Su silencio es una buena señal. Estará sopesando los pros y los contras de mi proposición. Una proposición de la que no conoce ningún detalle, así que se lanzará al vacío si acepta.
—Adelante.
—Tú eres alquimista. No solo eso, el hijo del Gran Alquimista. Tienes que destruir una cosa por mí. Solo eso, destruirla. Solo tú puedes. Los alquimistas escasean y no conozco a más que vivan fuera de Mudna. Bueno, ni dentro.
—¿Qué hay que destruir?
—Tenemos que tratarlo en un lugar seguro.
Su desconfianza aflora de nuevo. Si yo fuese él, no aceptaría. ¿Infiltrar a cinco desconocidos en Bun cuyas intenciones son desconocidas? Ni de broma. Aunque tal vez piensa que, si le traicionamos, no será tan complicado lanzarnos a las minas como castigo.
—Así que si lo hago me darás a cambio lo que sea, ¿no?
Asiento. Bastante rápido, además. No sopeso mi propia propuesta. Le estoy confiando un favor a un desconocido. Aunque un desconocido que puede salvar a Tristán. Levi tiende su mano hacia mí. Se la estrecho. Hay trato.
Cuando solo faltan diez minutos para llegar a Bun, decido despertar a mis amigos. Por supuesto, cuando mezo a Iggy, este enseguida abre los ojos. Pero no me mira, simplemente, desplaza sus ojos grises al exterior, meditabundo. Suspiro y estudio el horizonte. Bun es una fortificación sin murallas. Se aprecian sus inmediaciones, los lindes de esta ciudad devastada, esclavizada y pobre. Es como contemplar una nube de polvo que te reseca la boca con solo fijarte.

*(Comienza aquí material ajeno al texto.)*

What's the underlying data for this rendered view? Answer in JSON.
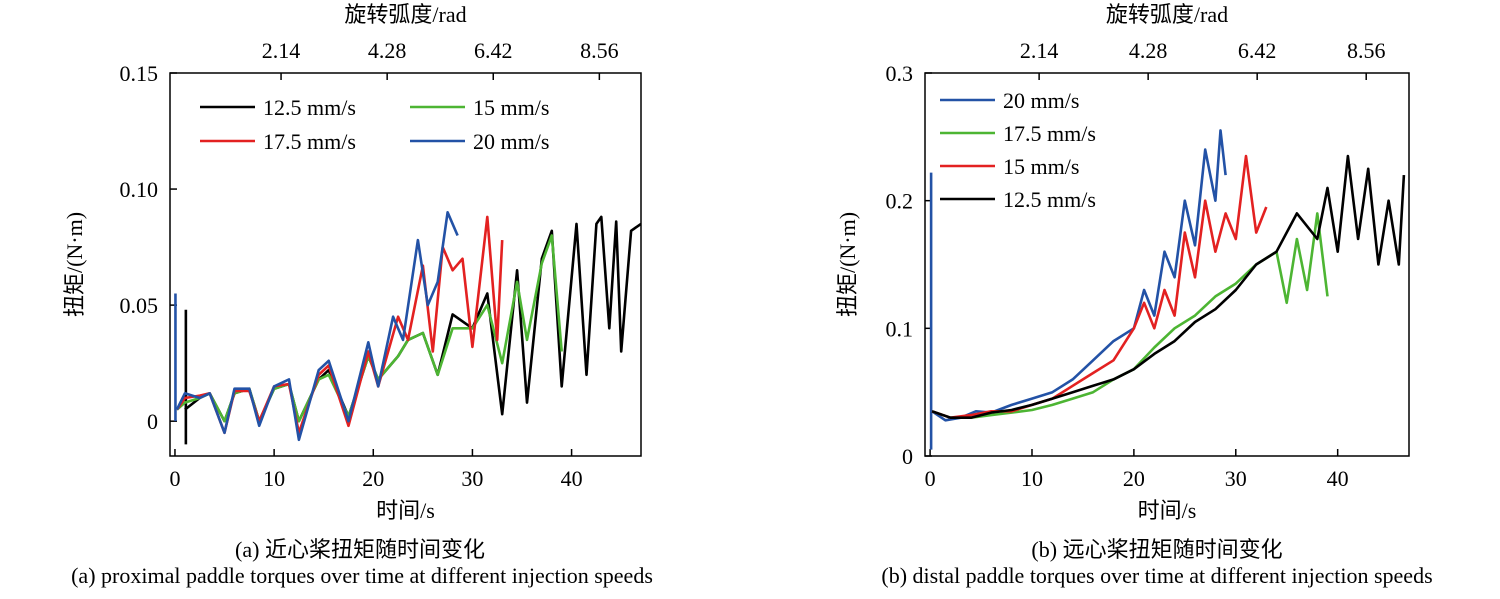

Levi se percata de mi perturbación y me pregunta si alguna vez he estado tan cerca de aquí. Abro la boca, pero tardo tanto en contestar que Lars se adelanta a mis palabras y responde que no, pero que sí hemos usado la carretera por la que estamos viajando para ir a otros lugares.
—Impacta, ¿verdad? —Levi está pendiente de mi respuesta.
—Es verdaderamente desalentador. Una ciudad que esclaviza expirantes para extraer metal de la Diosa. Tenemos que acabar con esto… —Y, desde luego, esta última afirmación va dedicada a mis amigos.
Desde que soy consciente de la realidad nunca lo he dudado, pero cada vez se refuerza más mi convicción de que la reina Matilde no tiene corazón. Los expirantes son personas que necesitan ayuda, investigación y medios para curar su grave enfermedad. Y, sin embargo, la reina ve en ellos mano de obra gratis. Para ella no hay diferencia entre los últimos latidos de una vida y la muerte. Para ella no hay salvación, aunque exista, si te encuentras a las puertas del final.